Unless stated otherwise, announcements in connection with the Offers will be
made via RNS
(http://www.londonstockexchange.com/exchange/news/market-news/market-newshome.html
(http://www.londonstockexchange.com/exchange/news/market-news/market-newshome.html)
). Such announcements may also be made by (i) the issue of a press release to
a Notifying News Service and (ii) the delivery of notices to the Clearing
Systems for communication to Direct Participants. Copies of all such
announcements, press releases and notices can also be obtained from the Tender
Agent, the contact details for whom are on the last page of this announcement.
Significant delays may be experienced where notices are delivered to the
Clearing Systems or sent by post and Securityholders are urged to contact the
Tender Agent for the relevant announcements relating to the Offers.

Tender Instructions

To tender Securities, a holder of Securities should deliver, or arrange to
have delivered on its behalf, via the relevant Clearing System and in
accordance with the requirements of such Clearing System, a valid Tender
Instruction that is received in each case by the Tender Agent by the
Expiration Deadline.

Securityholders are advised to check with any bank, securities broker or other
intermediary through which they hold Securities when such intermediary would
require to receive instructions from a Securityholder in order for that
Securityholder to be able to participate in, or (in the limited circumstances
in which revocation is permitted) revoke their instruction to participate in,
the Offers before the deadline specified in the Tender Offer Memorandum. The
deadline set by any such intermediary and each Clearing System for the
submission of Tender Instructions will be earlier than the deadline specified
in the Tender Offer Memorandum.

The tendering of Securities in the relevant Offers will be deemed to have
occurred upon receipt by the Tender Agent via the relevant Clearing System of
a valid Tender Instruction submitted in accordance with the requirements of
such Clearing System. The receipt of such Tender Instruction by the relevant
Clearing System will be acknowledged in accordance with the standard practices
of such Clearing System and will result in the blocking of the relevant
Securities in the Securityholder's account at the relevant Clearing System so
that no transfers may be effected in relation to such Securities.
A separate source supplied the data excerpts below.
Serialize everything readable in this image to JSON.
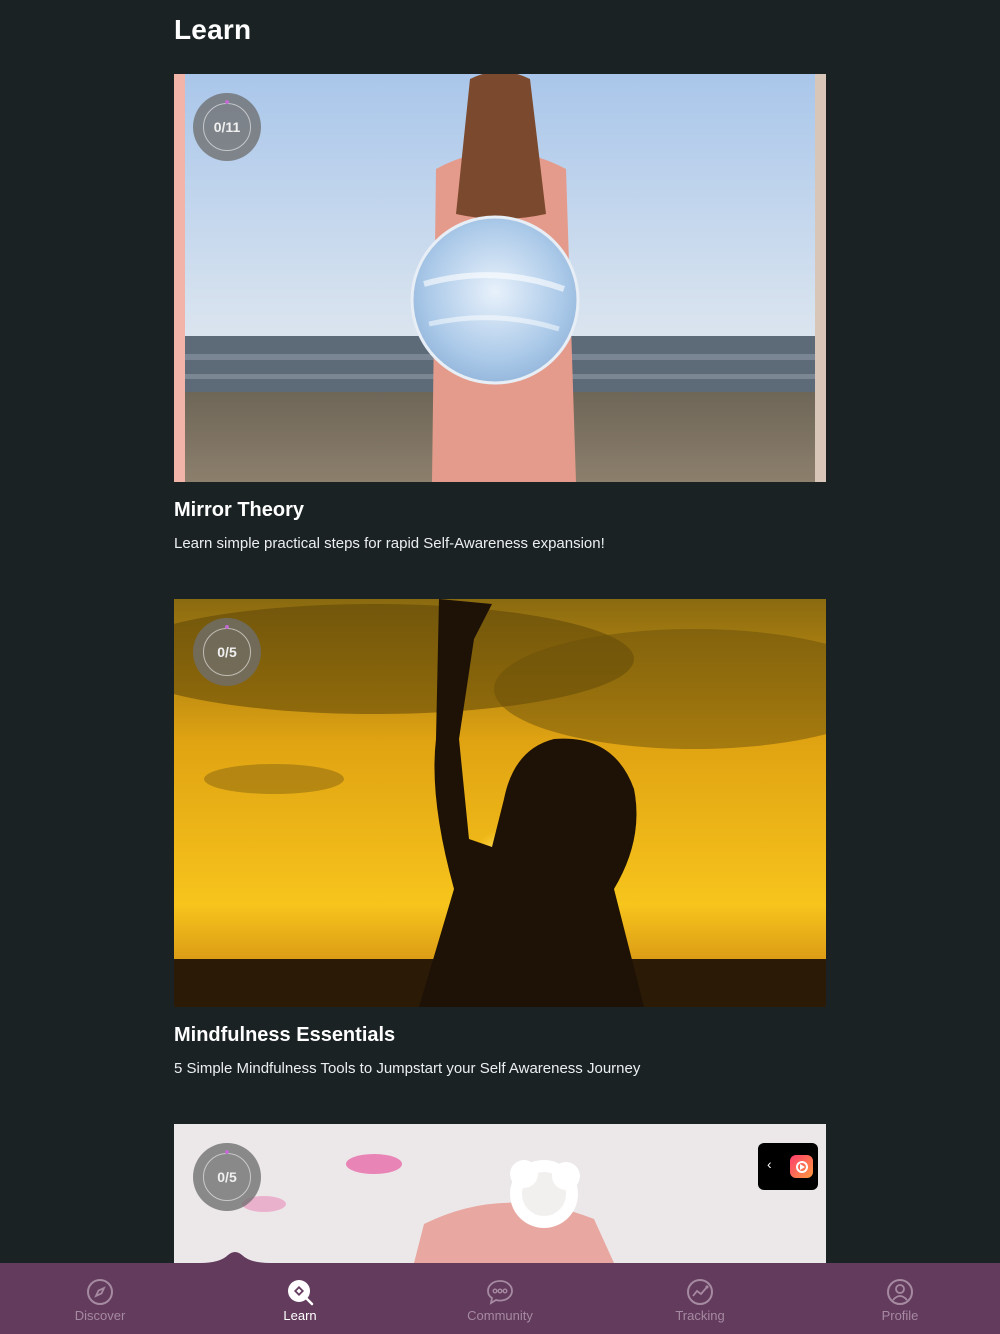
{
  "header": {
    "title": "Learn"
  },
  "courses": [
    {
      "progress": "0/11",
      "title": "Mirror Theory",
      "description": "Learn simple practical steps for rapid Self-Awareness expansion!"
    },
    {
      "progress": "0/5",
      "title": "Mindfulness Essentials",
      "description": "5 Simple Mindfulness Tools to Jumpstart your Self Awareness Journey"
    },
    {
      "progress": "0/5"
    }
  ],
  "floating_widget": {
    "chevron": "‹",
    "icon": "app-logo-icon"
  },
  "nav": {
    "active": "Learn",
    "items": [
      {
        "label": "Discover",
        "icon": "compass-icon"
      },
      {
        "label": "Learn",
        "icon": "learn-icon"
      },
      {
        "label": "Community",
        "icon": "chat-bubble-icon"
      },
      {
        "label": "Tracking",
        "icon": "tracking-chart-icon"
      },
      {
        "label": "Profile",
        "icon": "person-icon"
      }
    ]
  },
  "colors": {
    "background": "#1a2224",
    "nav_background": "#633b5d",
    "progress_accent": "#c16ad0"
  }
}
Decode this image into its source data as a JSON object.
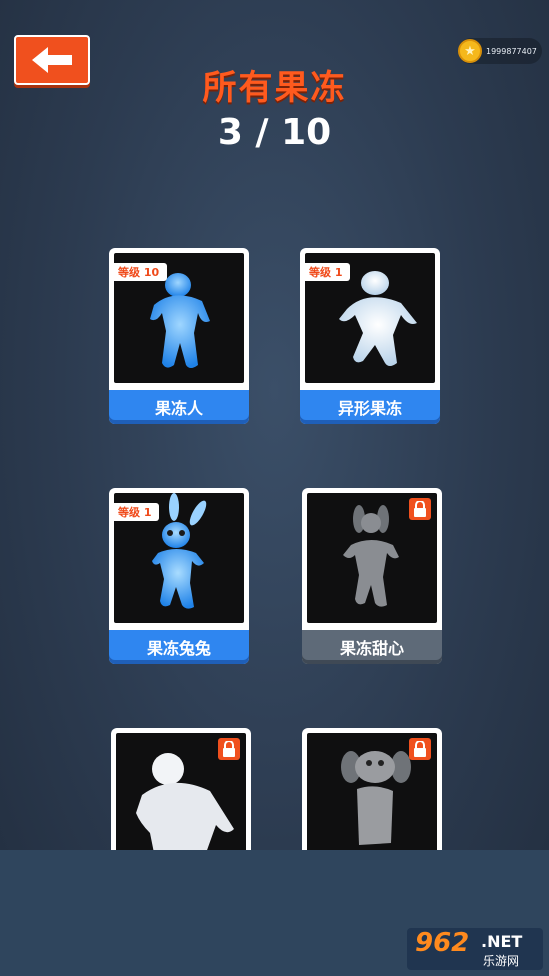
{
  "header": {
    "back_icon": "arrow-left-icon",
    "coin_icon": "star-coin-icon",
    "coins": "1999877407",
    "title": "所有果冻",
    "progress": "3 / 10"
  },
  "cards": [
    {
      "name": "果冻人",
      "level": "等级 10",
      "locked": false,
      "color": "#3aa0f5"
    },
    {
      "name": "异形果冻",
      "level": "等级 1",
      "locked": false,
      "color": "#e8f2fb"
    },
    {
      "name": "果冻兔兔",
      "level": "等级 1",
      "locked": false,
      "color": "#3aa0f5"
    },
    {
      "name": "果冻甜心",
      "level": "",
      "locked": true,
      "color": "#8a8d92"
    },
    {
      "name": "",
      "level": "",
      "locked": true,
      "color": "#f2f4f7"
    },
    {
      "name": "",
      "level": "",
      "locked": true,
      "color": "#9a9ca0"
    }
  ],
  "watermark": {
    "num": "962",
    "net": ".NET",
    "cn": "乐游网"
  },
  "colors": {
    "accent": "#f0501e",
    "blue": "#2f86f0",
    "locked": "#5e6a78"
  }
}
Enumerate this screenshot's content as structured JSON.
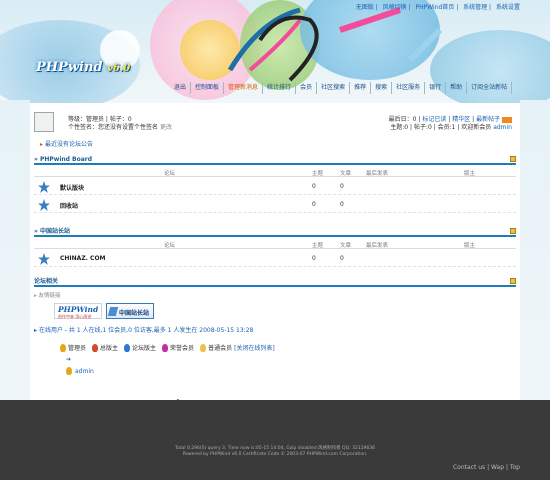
{
  "top_links": [
    "无图版",
    "风格切换",
    "PHPWind首页",
    "系统管理",
    "系统设置"
  ],
  "logo": {
    "main": "PHPwind",
    "version": "v6.0"
  },
  "nav": [
    "退出",
    "控制面板",
    "管理新消息",
    "统计排行",
    "会员",
    "社区搜索",
    "推荐",
    "搜索",
    "社区服务",
    "银行",
    "帮助",
    "订阅全站新帖"
  ],
  "nav_active_index": 2,
  "user": {
    "line1": "等级：管理员 | 帖子：0",
    "line2": "个性签名：",
    "sig_text": "您还没有设置个性签名",
    "sig_edit": "更改"
  },
  "user_right": {
    "line1_pre": "最后日：0",
    "line1_links": [
      "标记已读",
      "精华区",
      "最新帖子"
    ],
    "line2": "主题:0 | 帖子:0 | 会员:1 | 欢迎新会员 ",
    "new_member": "admin"
  },
  "notice": "最近没有论坛公告",
  "sections": [
    {
      "title": "» PHPwind Board",
      "columns": [
        "论坛",
        "主题",
        "文章",
        "最后发表",
        "版主"
      ],
      "forums": [
        {
          "name": "默认版块",
          "topics": "0",
          "posts": "0"
        },
        {
          "name": "回收站",
          "topics": "0",
          "posts": "0"
        }
      ]
    },
    {
      "title": "» 中国站长站",
      "columns": [
        "论坛",
        "主题",
        "文章",
        "最后发表",
        "版主"
      ],
      "forums": [
        {
          "name": "CHINAZ. COM",
          "topics": "0",
          "posts": "0"
        }
      ]
    }
  ],
  "links": {
    "title": "论坛相关",
    "sub": "友情链接",
    "logo1_title": "PHPWind",
    "logo1_sub": "创作中来 用心改进",
    "logo2_title": "中国站长站"
  },
  "online": "在线用户 - 共 1 人在线,1 位会员,0 位访客,最多 1 人发生在 2008-05-15 13:28",
  "legend": [
    {
      "label": "管理员",
      "color": "#e2a81a"
    },
    {
      "label": "总版主",
      "color": "#d24a2a"
    },
    {
      "label": "论坛版主",
      "color": "#2a7ad2"
    },
    {
      "label": "荣誉会员",
      "color": "#c62aa0"
    },
    {
      "label": "普通会员",
      "color": "#e8c24a"
    }
  ],
  "close_online": "[关闭在线列表]",
  "online_user": "admin",
  "footer": {
    "line1": "Total 0.296(S) query 3, Time now is:05-15 14:04, Gzip disabled 风格制作者 QQ: 32119636",
    "line2": "Powered by PHPWind v6.0 Certificate Code © 2003-07 PHPWind.com Corporation.",
    "links": "Contact us | Wap | Top"
  }
}
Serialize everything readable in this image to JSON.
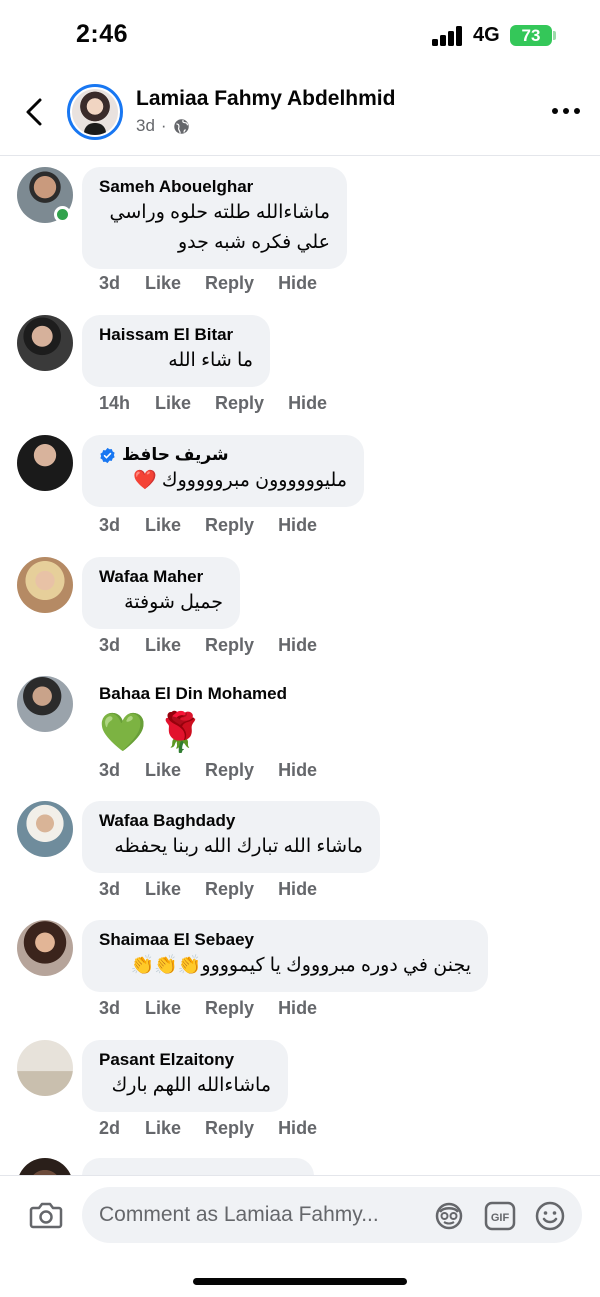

Securityholders must take the appropriate steps through the relevant Clearing
System so that no transfers may be effected in relation to such blocked
Securities at any time after the date of submission of such Tender
Instruction, in accordance with the requirements of the relevant Clearing
System and the deadlines required by such Clearing System. By blocking such
Securities in the relevant Clearing System, each Direct Participant will be
deemed to consent to have the relevant Clearing System provide details
concerning such Direct Participant's identity to the Tender Agent (and for the
Tender Agent to provide such details to the Issuer and the Sole Dealer
Manager, and their respective legal advisers).

Only Direct Participants may submit Tender Instructions. Each Securityholder
that is not a Direct Participant must arrange for the Direct Participant
through which it holds the relevant Securities to submit a Tender Instruction
on its behalf to the relevant Clearing System by the deadlines specified by
such Clearing System.

A Tender Instruction may only be revoked by a Securityholder, or the relevant
Direct Participant on its behalf, in the limited circumstances described in
the Tender Offer Memorandum by submitting a valid electronic revocation
instruction to the relevant Clearing System. To be valid, such instruction
must specify the Securities to which the original Tender Instruction related,
the securities account to which such Securities are credited and any other
information required by the relevant Clearing System.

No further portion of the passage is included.